La mobilisation de mercredi 11 mars s’inscrit dans un contexte national alarmant pour certains publics. En effet, à compter du 1er juillet 2026, les étudiants internationaux extra-communautaires non-boursiers ne seront plus éligibles à l’APL. Une mesure votée dans le cadre du budget 2026. Décision que les syndicats assimilent à une forme de préférence nationale. La recherche de logement étudiant est désormais synonyme d’un défi quasi insurmontable pour ces profils. 

Un sujet qui s’invite dans la campagne municipale

La mobilisation du 11 mars tombe à pic. Les Montpelliérains sont appelés aux urnes ce dimanche 22 mars pour le second tour des élections municipales, qui opposera le maire sortant socialiste Michaël Delafosse à la candidate insoumise Nathalie Oziol.

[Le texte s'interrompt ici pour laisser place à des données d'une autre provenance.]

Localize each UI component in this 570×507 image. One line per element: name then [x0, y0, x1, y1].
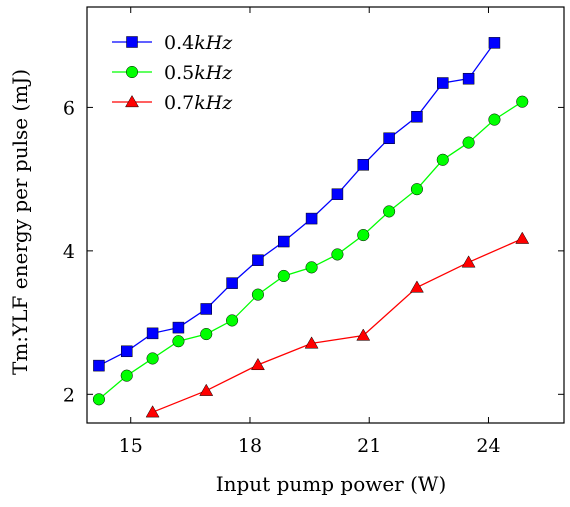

Dans ce contexte, la question du logement étudiant devient un enjeu électoral de premier plan. Oziol, qui a fait de la précarité étudiante l’un de ses cheval de bataille, affronte un Delafosse resté plus discret sur le sujet, proposant pour sa part la création d’un Office municipal du pouvoir d’achat. Pour les 80 000 étudiants montpelliérains, le scrutin pourrait bien être l’occasion de peser dans le débat.

Face à l’accumulation des signaux d’alarme, les organisations syndicales réclament le gel immédiat des loyers CROUS, la rénovation des logements étudiants vieillissants et la réquisition des logements vacants. Des demandes qui, pour l’heure, n’ont trouvé aucun écho concret ni au niveau local ni au niveau national.